Questo episodio indusse Massimiliano d'Asburgo a prendere un curioso impegno nei riguardi del B., del resto, molto probabilmente, su richiesta dello stesso condottiero romagnolo. L'imperatore, infatti, "consederando li gratissimi et fedeli obsequi li quali in questa nostra expeditione contro Venetiani et specialmente in diffendere la città nostra di Verona" gli aveva prestato il B., prometteva di investirlo del feudo di Valmareno, appartenente al ramo veneto della famiglia Brandolini, "subito che cavato dalle fauci dei nostri nemici ci pervenirà nelle nostre mani". L'aspetto curioso della promessa stava nel fatto che questo feudo, che si trovava in territorio veneto, era in tutto sottoposto al dominio della Repubblica ed in nessun modo l'imperatore poteva disporne, a norma di diritto feudale. Altrettanto ingiustificata era l'accusa al titolare della contea di Valmareno, Gianconte Brandolini, uno dei principali condottieri veneti in quella campagna, di essere "nostro ribelle", poiché il conte di Valmareno non era legato da alcun vincolo politico o feudale con l'Impero. Comunque, quali che fossero le incongruenze giuridiche dell'impegno imperiale, la promessa non ebbe seguito, poiché gli Imperiali non entrarono mai in possesso di quel territorio.
Tornato il B. a Forlì, nel luglio del 1513 la fazione guelfa insorse nuovamente nel tentativo di rompere l'accordo stabilito con il partito avversario: le case del B. e di altri esponenti ghibellini furono saccheggiate ed arse. Ma questa volta furono le stesse autorità ecclesiastiche a ristabilire l'ordine imponendo ai responsabili di indennizzare il Brandolini. Di qui appare evidente che il condottiero si era completamente sottomesso al nuovo regime politico forlivese. In effetti Leone X stabilì che egli rientrasse in possesso di tutti i beni confiscatigli in conseguenza della sua attività di fazionario, e nella riforma della amministrazione forlivese lo prepose persino all'importante magistratura di capo del Consiglio dei nobili.
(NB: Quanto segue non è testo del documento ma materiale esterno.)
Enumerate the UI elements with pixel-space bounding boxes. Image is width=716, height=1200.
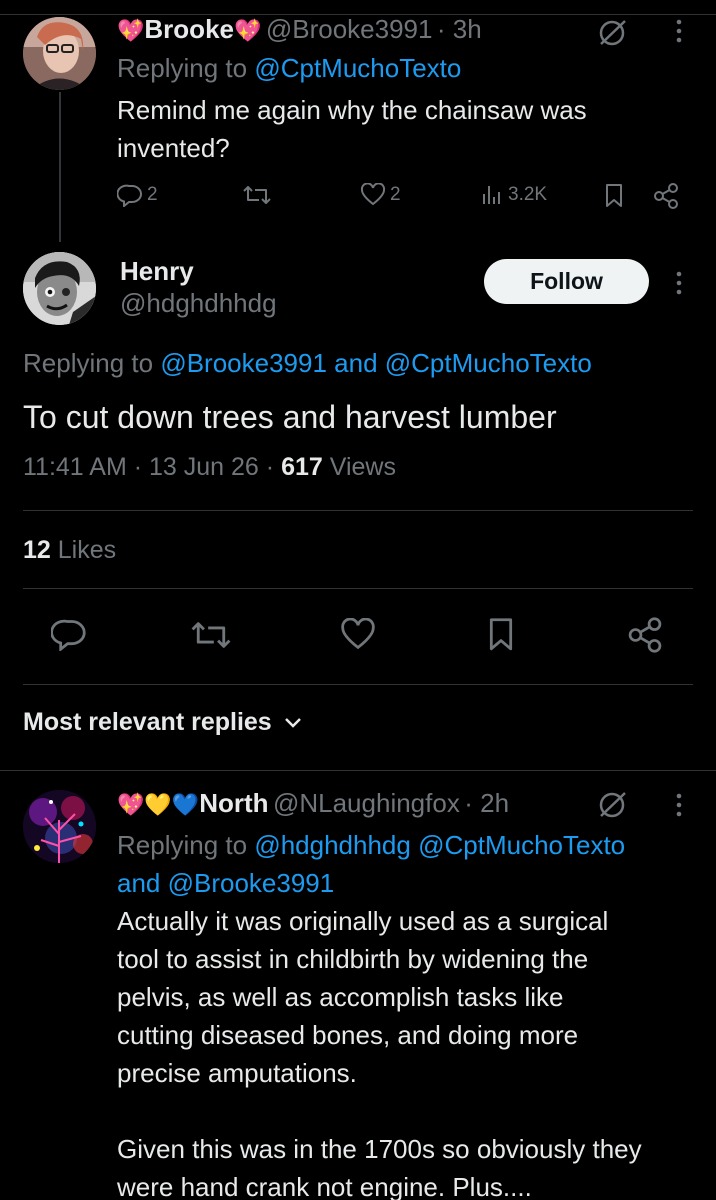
- reply1-share-button[interactable]: [652, 183, 680, 209]
- main-likes-label: Likes: [57, 536, 117, 564]
- stats-divider: [23, 588, 693, 589]
- meta-separator: ·: [133, 453, 143, 481]
- reply1-timestamp[interactable]: · 3h: [437, 14, 482, 44]
- main-time[interactable]: 11:41 AM: [23, 453, 127, 481]
- sort-replies-dropdown[interactable]: Most relevant replies: [23, 708, 302, 737]
- section-divider: [0, 770, 716, 771]
- reply1-replying-to: Replying to @CptMuchoTexto: [117, 53, 461, 84]
- heart-emojis: 💖💛💙: [117, 792, 200, 817]
- reply1-like-count: 2: [390, 184, 401, 205]
- main-share-button[interactable]: [626, 617, 664, 653]
- main-meta: 11:41 AM · 13 Jun 26 · 617 Views: [23, 453, 396, 482]
- chevron-down-icon: [284, 717, 301, 728]
- reply1-views-button[interactable]: 3.2K: [480, 183, 547, 207]
- main-views-label: Views: [329, 453, 396, 481]
- reply1-header: 💖Brooke💖 @Brooke3991 · 3h: [117, 14, 482, 45]
- thread-line: [59, 92, 61, 242]
- reply1-like-button[interactable]: 2: [360, 183, 401, 207]
- reply2-header: 💖💛💙North @NLaughingfox · 2h: [117, 788, 509, 819]
- mention-link[interactable]: @CptMuchoTexto: [254, 53, 461, 83]
- reply1-author-name[interactable]: Brooke: [144, 14, 234, 44]
- reply2-timestamp[interactable]: · 2h: [464, 788, 509, 818]
- reply2-text-line: were hand crank not engine. Plus....: [117, 1172, 532, 1200]
- main-reply-button[interactable]: [51, 617, 87, 651]
- actions-divider: [23, 684, 693, 685]
- replying-prefix: Replying to: [117, 830, 255, 860]
- main-author-handle[interactable]: @hdghdhhdg: [120, 286, 277, 320]
- mention-link[interactable]: @Brooke3991: [168, 868, 335, 898]
- retweet-icon: [191, 622, 231, 648]
- reply1-author-handle[interactable]: @Brooke3991: [266, 14, 433, 44]
- sort-label: Most relevant replies: [23, 708, 272, 736]
- reply2-author-handle[interactable]: @NLaughingfox: [273, 788, 460, 818]
- avatar-north-image: [23, 790, 96, 863]
- share-icon: [628, 617, 662, 653]
- main-likes-stat[interactable]: 12 Likes: [23, 536, 116, 565]
- reply1-text: Remind me again why the chainsaw was inv…: [117, 91, 587, 167]
- heart-emoji-right: 💖: [233, 18, 262, 43]
- main-tweet-text: To cut down trees and harvest lumber: [23, 399, 557, 435]
- share-icon: [654, 183, 678, 209]
- reply-icon: [51, 619, 86, 651]
- avatar-north[interactable]: [23, 790, 96, 863]
- views-icon: [483, 186, 500, 204]
- main-likes-count: 12: [23, 536, 51, 564]
- reply1-reply-button[interactable]: 2: [117, 183, 158, 207]
- mention-link[interactable]: @Brooke3991: [160, 348, 327, 378]
- reply2-more-icon[interactable]: [675, 792, 683, 818]
- follow-button[interactable]: Follow: [484, 259, 649, 304]
- reply2-text-line: precise amputations.: [117, 1058, 357, 1088]
- reply1-reply-count: 2: [147, 184, 158, 205]
- reply1-bookmark-button[interactable]: [604, 183, 624, 209]
- main-bookmark-button[interactable]: [487, 617, 515, 653]
- reply2-text-line: pelvis, as well as accomplish tasks like: [117, 982, 564, 1012]
- reply2-author-name[interactable]: North: [199, 788, 268, 818]
- meta-separator: ·: [265, 453, 275, 481]
- more-icon[interactable]: [675, 18, 683, 44]
- main-retweet-button[interactable]: [191, 618, 231, 652]
- avatar-brooke-image: [23, 17, 96, 90]
- replying-and: and: [326, 348, 385, 378]
- reply2-text: Actually it was originally used as a sur…: [117, 902, 642, 1200]
- main-date[interactable]: 13 Jun 26: [149, 453, 259, 481]
- heart-emoji-left: 💖: [117, 18, 145, 43]
- reply2-text-line: cutting diseased bones, and doing more: [117, 1020, 579, 1050]
- replying-and: and: [117, 868, 168, 898]
- avatar-henry-image: [23, 252, 96, 325]
- mention-link[interactable]: @CptMuchoTexto: [418, 830, 625, 860]
- reply2-text-line: Actually it was originally used as a sur…: [117, 906, 609, 936]
- reply1-text-line: invented?: [117, 133, 230, 163]
- mention-link[interactable]: @hdghdhhdg: [254, 830, 411, 860]
- main-author-name[interactable]: Henry: [120, 256, 277, 286]
- reply1-view-count: 3.2K: [508, 184, 548, 205]
- main-replying-to: Replying to @Brooke3991 and @CptMuchoTex…: [23, 348, 592, 379]
- heart-icon: [360, 183, 386, 206]
- reply-icon: [117, 184, 142, 207]
- reply1-retweet-button[interactable]: [243, 183, 271, 207]
- avatar-brooke[interactable]: [23, 17, 96, 90]
- reply2-replying-to: Replying to @hdghdhhdg @CptMuchoTexto an…: [117, 826, 625, 902]
- reply2-text-line: Given this was in the 1700s so obviously…: [117, 1134, 642, 1164]
- reply2-grok-icon[interactable]: [597, 790, 629, 818]
- bookmark-icon: [489, 618, 513, 651]
- replying-prefix: Replying to: [23, 348, 161, 378]
- main-views-count: 617: [281, 453, 323, 481]
- mention-link[interactable]: @CptMuchoTexto: [385, 348, 592, 378]
- main-more-icon[interactable]: [675, 270, 683, 296]
- grok-icon[interactable]: [597, 18, 629, 46]
- reply2-text-line: tool to assist in childbirth by widening…: [117, 944, 589, 974]
- avatar-henry[interactable]: [23, 252, 96, 325]
- replying-prefix: Replying to: [117, 53, 255, 83]
- retweet-icon: [243, 186, 271, 204]
- reply1-text-line: Remind me again why the chainsaw was: [117, 95, 587, 125]
- bookmark-icon: [606, 184, 622, 207]
- meta-divider: [23, 510, 693, 511]
- main-like-button[interactable]: [340, 618, 376, 652]
- heart-icon: [341, 618, 375, 650]
- main-author: Henry @hdghdhhdg: [120, 256, 277, 320]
Questi nuovi rapporti con le autorità ecclesiastiche non impedirono tuttavia al B. di prendere condotta con uno dei più irriducibili avversari del pontificato, il duca di Urbino Francesco Maria Della Rovere, esautorato da Leone X nel 1516 a vantaggio del nipote Lorenzo de' Medici. Nel piccolo esercito del Della Rovere il B. partecipò all'abortito tentativo del duca di rientrare in possesso del suo Stato, nel 1517. Cinque anni dopo, quando la morte di papa Medici ed il debole e tormentato pontificato di Adriano di Utrecht autorizzarono le velleità di restaurazione dei vari signori esautorati dell'Italia centrale, il condottiero romagnolo riprese le armi nell'esercito congiunto del Della Rovere e di Malatesta ed Orazio Baglioni. Con loro partecipò alla riconquista di Urbino, di Perugia e di Fano.
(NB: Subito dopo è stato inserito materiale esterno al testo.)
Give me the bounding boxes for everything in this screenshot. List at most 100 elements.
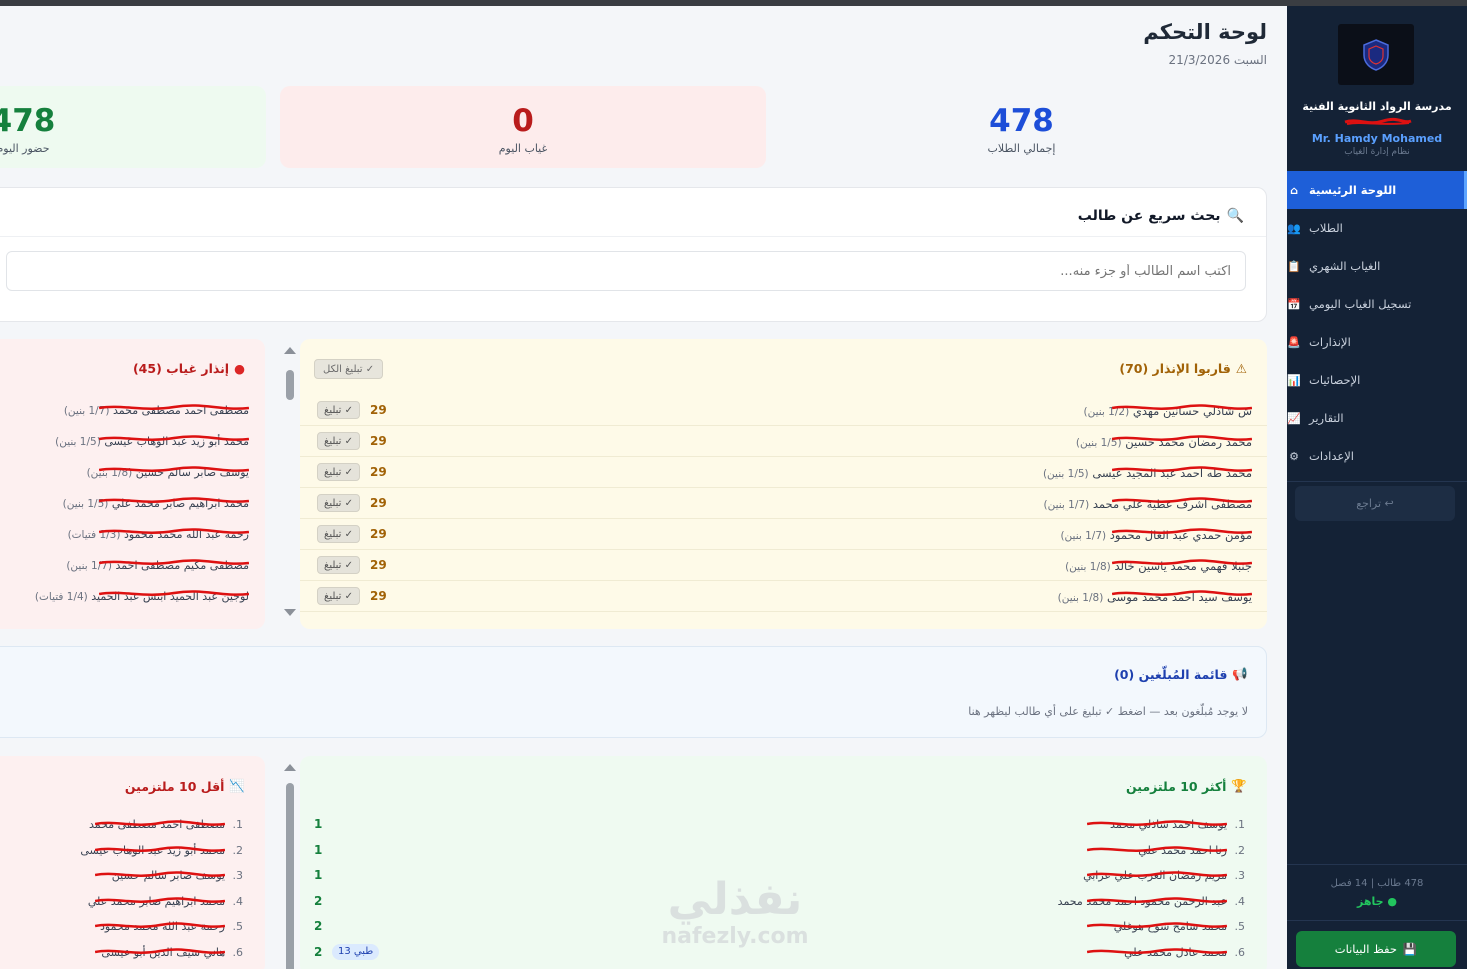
sidebar-nav: ⌂ اللوحة الرئيسية 👥 الطلاب 📋 الغياب الشه… bbox=[1287, 171, 1467, 490]
absence-count: 29 bbox=[370, 434, 387, 448]
stat-label: حضور اليوم bbox=[0, 142, 50, 155]
alarm-icon: 🚨 bbox=[1287, 335, 1301, 349]
stat-card-absent: 0 غياب اليوم bbox=[280, 86, 766, 168]
absence-count: 2 bbox=[314, 944, 323, 959]
redaction-scribble bbox=[99, 466, 249, 472]
rank-number: .6 bbox=[232, 945, 244, 959]
sidebar-item-students[interactable]: 👥 الطلاب bbox=[1287, 209, 1467, 247]
redaction-scribble bbox=[1087, 871, 1227, 877]
page-date: السبت 21/3/2026 bbox=[1168, 53, 1267, 67]
notify-button[interactable]: ✓ تبليغ bbox=[317, 556, 361, 574]
redaction-scribble bbox=[1112, 528, 1252, 534]
student-class: (1/8 بنين) bbox=[1065, 561, 1111, 573]
watermark-arabic: نفذلي bbox=[667, 874, 803, 925]
redaction-scribble bbox=[95, 922, 225, 928]
student-class: (1/7 بنين) bbox=[1043, 499, 1090, 511]
redaction-scribble bbox=[1112, 590, 1252, 596]
notify-button[interactable]: ✓ تبليغ bbox=[317, 401, 361, 419]
chart-down-icon: 📉 bbox=[229, 778, 245, 793]
rank-number: .3 bbox=[232, 869, 244, 882]
notified-title-text: قائمة المُبلّغين (0) bbox=[1114, 666, 1228, 682]
warning-row: مصطفى اشرف عطية علي محمد (1/7 بنين) 29 ✓ ت… bbox=[300, 488, 1267, 519]
undo-button[interactable]: ↩ تراجع bbox=[1295, 486, 1455, 521]
student-class: (1/4 فتيات) bbox=[34, 591, 88, 603]
near-warning-panel: ⚠ قاربوا الإنذار (70) ✓ تبليغ الكل ش شاذ… bbox=[300, 339, 1267, 629]
stat-label: غياب اليوم bbox=[498, 142, 548, 155]
absence-warning-panel: ● إنذار غياب (45) مصطفى احمد مصطفى محمد … bbox=[0, 339, 265, 629]
sidebar-item-daily-absence[interactable]: 📅 تسجيل الغياب اليومي bbox=[1287, 285, 1467, 323]
notified-empty-text: لا يوجد مُبلّغون بعد — اضغط ✓ تبليغ على … bbox=[968, 705, 1248, 718]
sidebar-item-label: الإنذارات bbox=[1309, 335, 1351, 349]
warning-row: لوجين عبد الحميد ابنس عبد الحميد (1/4 فت… bbox=[0, 581, 265, 612]
notify-button[interactable]: ✓ تبليغ bbox=[317, 525, 361, 543]
redaction-scribble bbox=[1112, 466, 1252, 472]
warning-row: يوسف صابر سالم حسين (1/8 بنين) bbox=[0, 457, 265, 488]
warning-row: رحمة عبد الله محمد محمود (1/3 فتيات) bbox=[0, 519, 265, 550]
sidebar-item-monthly-absence[interactable]: 📋 الغياب الشهري bbox=[1287, 247, 1467, 285]
scroll-up-arrow-icon[interactable] bbox=[284, 764, 296, 771]
redaction-scribble bbox=[95, 820, 225, 826]
stat-card-total: 478 إجمالي الطلاب bbox=[776, 86, 1267, 168]
redaction-scribble bbox=[1087, 820, 1227, 826]
near-warning-title-text: قاربوا الإنذار (70) bbox=[1119, 361, 1231, 376]
search-title: 🔍 بحث سريع عن طالب bbox=[1078, 208, 1244, 224]
save-data-button[interactable]: 💾 حفظ البيانات bbox=[1296, 931, 1456, 967]
redaction-scribble bbox=[1087, 896, 1227, 903]
sidebar-divider bbox=[1287, 920, 1467, 921]
medical-badge: طبي 13 bbox=[332, 943, 380, 960]
rank-number: .3 bbox=[1234, 869, 1246, 882]
absence-count: 29 bbox=[370, 403, 387, 417]
absence-count: 1 bbox=[314, 842, 323, 857]
redaction-scribble bbox=[1112, 435, 1252, 441]
scroll-down-arrow-icon[interactable] bbox=[284, 609, 296, 616]
absence-count: 2 bbox=[314, 919, 323, 933]
top-committed-scrollbar[interactable] bbox=[283, 763, 296, 969]
notify-all-button[interactable]: ✓ تبليغ الكل bbox=[314, 359, 384, 379]
top-committed-title: 🏆 أكثر 10 ملتزمين bbox=[1126, 778, 1247, 794]
warning-icon: ⚠ bbox=[1235, 361, 1247, 376]
near-warning-scrollbar[interactable] bbox=[283, 346, 296, 620]
notify-button[interactable]: ✓ تبليغ bbox=[317, 494, 361, 512]
redaction-scribble bbox=[99, 559, 249, 565]
redaction-scribble bbox=[1087, 845, 1227, 852]
redaction-scribble bbox=[1087, 922, 1227, 928]
warning-row: محمد طه احمد عبد المجيد عيسى (1/5 بنين) 2… bbox=[300, 457, 1267, 488]
sidebar-item-label: الغياب الشهري bbox=[1309, 259, 1381, 273]
ranking-row: .2 محمد أبو زيد عبد الوهاب عيسى bbox=[0, 838, 265, 864]
scrollbar-thumb[interactable] bbox=[286, 370, 294, 400]
shield-logo-icon bbox=[1363, 38, 1389, 71]
red-circle-icon: ● bbox=[234, 361, 245, 376]
absence-count: 1 bbox=[314, 817, 323, 831]
sidebar-item-label: الإعدادات bbox=[1309, 449, 1354, 463]
notify-button[interactable]: ✓ تبليغ bbox=[317, 463, 361, 481]
scroll-up-arrow-icon[interactable] bbox=[284, 347, 296, 354]
students-icon: 👥 bbox=[1287, 221, 1301, 235]
sidebar-item-label: الطلاب bbox=[1309, 221, 1343, 235]
least-committed-title: 📉 أقل 10 ملتزمين bbox=[125, 778, 245, 794]
sidebar-item-dashboard[interactable]: ⌂ اللوحة الرئيسية bbox=[1287, 171, 1467, 209]
stat-label: إجمالي الطلاب bbox=[987, 142, 1056, 155]
rank-number: .5 bbox=[1234, 920, 1246, 933]
rank-number: .6 bbox=[1234, 945, 1246, 959]
notify-button[interactable]: ✓ تبليغ bbox=[317, 587, 361, 605]
status-indicator: ● جاهز bbox=[1357, 895, 1397, 908]
ranking-row: .1 يوسف احمد شاذلي محمد 1 bbox=[300, 812, 1267, 838]
student-class: (1/8 بنين) bbox=[1057, 592, 1104, 604]
sidebar-item-warnings[interactable]: 🚨 الإنذارات bbox=[1287, 323, 1467, 361]
student-search-input[interactable] bbox=[6, 251, 1246, 291]
teacher-name: Mr. Hamdy Mohamed bbox=[1311, 132, 1443, 145]
warning-row: يوسف سيد احمد محمد موسى (1/8 بنين) 29 ✓ تب… bbox=[300, 581, 1267, 612]
warning-row: محمد رمضان محمد حسين (1/5 بنين) 29 ✓ تبليغ bbox=[300, 426, 1267, 457]
least-committed-panel: 📉 أقل 10 ملتزمين .1 مصطفى احمد مصطفى محمد… bbox=[0, 756, 265, 969]
sidebar-item-settings[interactable]: ⚙ الإعدادات bbox=[1287, 437, 1467, 475]
sidebar-item-reports[interactable]: 📈 التقارير bbox=[1287, 399, 1467, 437]
notify-button[interactable]: ✓ تبليغ bbox=[317, 432, 361, 450]
redaction-scribble bbox=[95, 845, 225, 852]
stat-value: 478 bbox=[989, 103, 1054, 139]
absence-count: 2 bbox=[314, 893, 323, 908]
sidebar-item-statistics[interactable]: 📊 الإحصائيات bbox=[1287, 361, 1467, 399]
save-label: حفظ البيانات bbox=[1334, 942, 1397, 956]
scrollbar-thumb[interactable] bbox=[286, 783, 294, 969]
sidebar-stats: 478 طالب | 14 فصل bbox=[1330, 878, 1424, 889]
redaction-scribble bbox=[1112, 497, 1252, 503]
Rimase poi ancora al servizio del Della Rovere, che aveva riassunto il comando dell'esercito pontificio, partecipando alle campagne di Lombardia del 1523-1525: su tale attività non si hanno peraltro notizie sicure. Si ritirò infine nei suoi feudi di Bagnacavallo - segno che gli antichi provvedimenti presi contro di lui dalla corte estense erano stati revocati - e qui morì nel 1531.
Bibl.: A. Brandolini d'Adda, I Brandolini di Bagnacavallo, Venezia 1945, pp. 109 ss.